I jiggled a big ring of fake yellow and blue keys in front of Jack’s face to keep him from trying to flee again. It seemed unfair, with all that tempting gymnastic equipment just inches away. Like all of us, Jack just wanted more free-play time, time to roam and explore without restrictions. I tried to tune into the next question. “When I need Hunter to skip his nap so he’ll go to bed early, I put a little of my espresso in his bottle but then… ” I wondered how often Shelly and Max were having sex. We could never talk about that with the kids around. I hoped I’d find an appropriate opening in the conversation to ask her, but reminding myself that the wine would be flowing, I figured I’d probably just blurt it out in the middle of some unrelated subject.

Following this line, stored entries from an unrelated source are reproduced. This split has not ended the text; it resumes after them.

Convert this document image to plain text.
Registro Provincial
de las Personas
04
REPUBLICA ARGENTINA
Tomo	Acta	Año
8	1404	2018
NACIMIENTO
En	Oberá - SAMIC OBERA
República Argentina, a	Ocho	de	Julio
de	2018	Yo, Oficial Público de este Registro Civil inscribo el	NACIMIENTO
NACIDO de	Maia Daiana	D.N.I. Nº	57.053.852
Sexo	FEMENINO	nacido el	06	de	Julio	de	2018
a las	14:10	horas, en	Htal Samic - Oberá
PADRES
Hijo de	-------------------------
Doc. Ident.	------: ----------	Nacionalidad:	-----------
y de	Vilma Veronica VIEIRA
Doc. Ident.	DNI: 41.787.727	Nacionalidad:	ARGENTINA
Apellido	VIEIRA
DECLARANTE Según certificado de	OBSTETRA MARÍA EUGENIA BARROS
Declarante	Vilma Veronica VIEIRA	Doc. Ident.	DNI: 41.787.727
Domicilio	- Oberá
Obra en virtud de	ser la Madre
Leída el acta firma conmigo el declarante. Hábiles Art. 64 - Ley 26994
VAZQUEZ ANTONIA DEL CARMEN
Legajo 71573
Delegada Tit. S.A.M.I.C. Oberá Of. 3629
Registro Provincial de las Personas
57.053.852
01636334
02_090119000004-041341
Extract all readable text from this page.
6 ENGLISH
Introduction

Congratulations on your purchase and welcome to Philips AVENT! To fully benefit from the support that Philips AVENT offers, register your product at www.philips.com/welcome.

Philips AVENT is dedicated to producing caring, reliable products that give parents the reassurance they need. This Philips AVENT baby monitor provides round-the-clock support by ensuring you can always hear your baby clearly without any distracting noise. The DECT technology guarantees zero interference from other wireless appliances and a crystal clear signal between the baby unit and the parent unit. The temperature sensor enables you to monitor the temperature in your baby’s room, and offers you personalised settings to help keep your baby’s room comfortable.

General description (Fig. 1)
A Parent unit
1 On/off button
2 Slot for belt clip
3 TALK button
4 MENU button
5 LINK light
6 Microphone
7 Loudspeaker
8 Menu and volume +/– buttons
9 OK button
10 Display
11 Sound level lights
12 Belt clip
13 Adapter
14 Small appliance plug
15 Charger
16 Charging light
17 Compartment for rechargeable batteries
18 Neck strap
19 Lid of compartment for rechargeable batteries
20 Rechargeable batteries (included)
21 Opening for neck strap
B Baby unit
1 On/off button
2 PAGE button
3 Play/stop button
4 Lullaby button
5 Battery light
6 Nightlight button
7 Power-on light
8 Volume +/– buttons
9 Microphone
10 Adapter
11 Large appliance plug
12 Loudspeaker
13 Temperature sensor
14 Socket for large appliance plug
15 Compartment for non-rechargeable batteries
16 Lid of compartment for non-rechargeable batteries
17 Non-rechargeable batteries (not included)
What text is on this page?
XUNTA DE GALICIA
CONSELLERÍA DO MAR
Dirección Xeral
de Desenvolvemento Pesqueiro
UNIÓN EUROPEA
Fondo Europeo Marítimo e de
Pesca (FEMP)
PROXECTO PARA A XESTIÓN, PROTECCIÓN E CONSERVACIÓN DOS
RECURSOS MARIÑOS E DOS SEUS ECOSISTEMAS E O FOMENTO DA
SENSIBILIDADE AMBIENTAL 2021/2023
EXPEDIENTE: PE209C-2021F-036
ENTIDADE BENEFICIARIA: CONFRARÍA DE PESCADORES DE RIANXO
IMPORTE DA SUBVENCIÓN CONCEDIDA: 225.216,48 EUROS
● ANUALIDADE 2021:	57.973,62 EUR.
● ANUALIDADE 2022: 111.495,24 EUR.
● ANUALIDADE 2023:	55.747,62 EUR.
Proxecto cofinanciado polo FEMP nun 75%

Little Isabella’s onyx eyes smiled at me from the other side of the circle. I put my hands over my face and slowly peeled them away as I mouthed peek-a-boo. She let out a petite squeak of laughter but no one noticed because they were engrossed in a conversation about where to get trendy strollers at discount prices. I waved to her and whispered, “Hi Isabella.” She tucked her chin into her shoulder, trying to be coy but with a big grin and I was reminded of how different boys and girls are, even at such an early age. I made a mental note to tuck this example away for an upcoming lecture on gender differences in communication. She peeked out from her bashful pose to make sure she still had my attention and again I whispered, “Hi Isabella.” I was proud of myself for remembering her name. I knew most of the kids’ names actually. It was the mothers’ names I could never seem to hang on to. The big lavender daisy on the front of her dress and white patent leather shoes she wore took me back to a teary conversation with my mother the day I found out Jack was going to be a boy.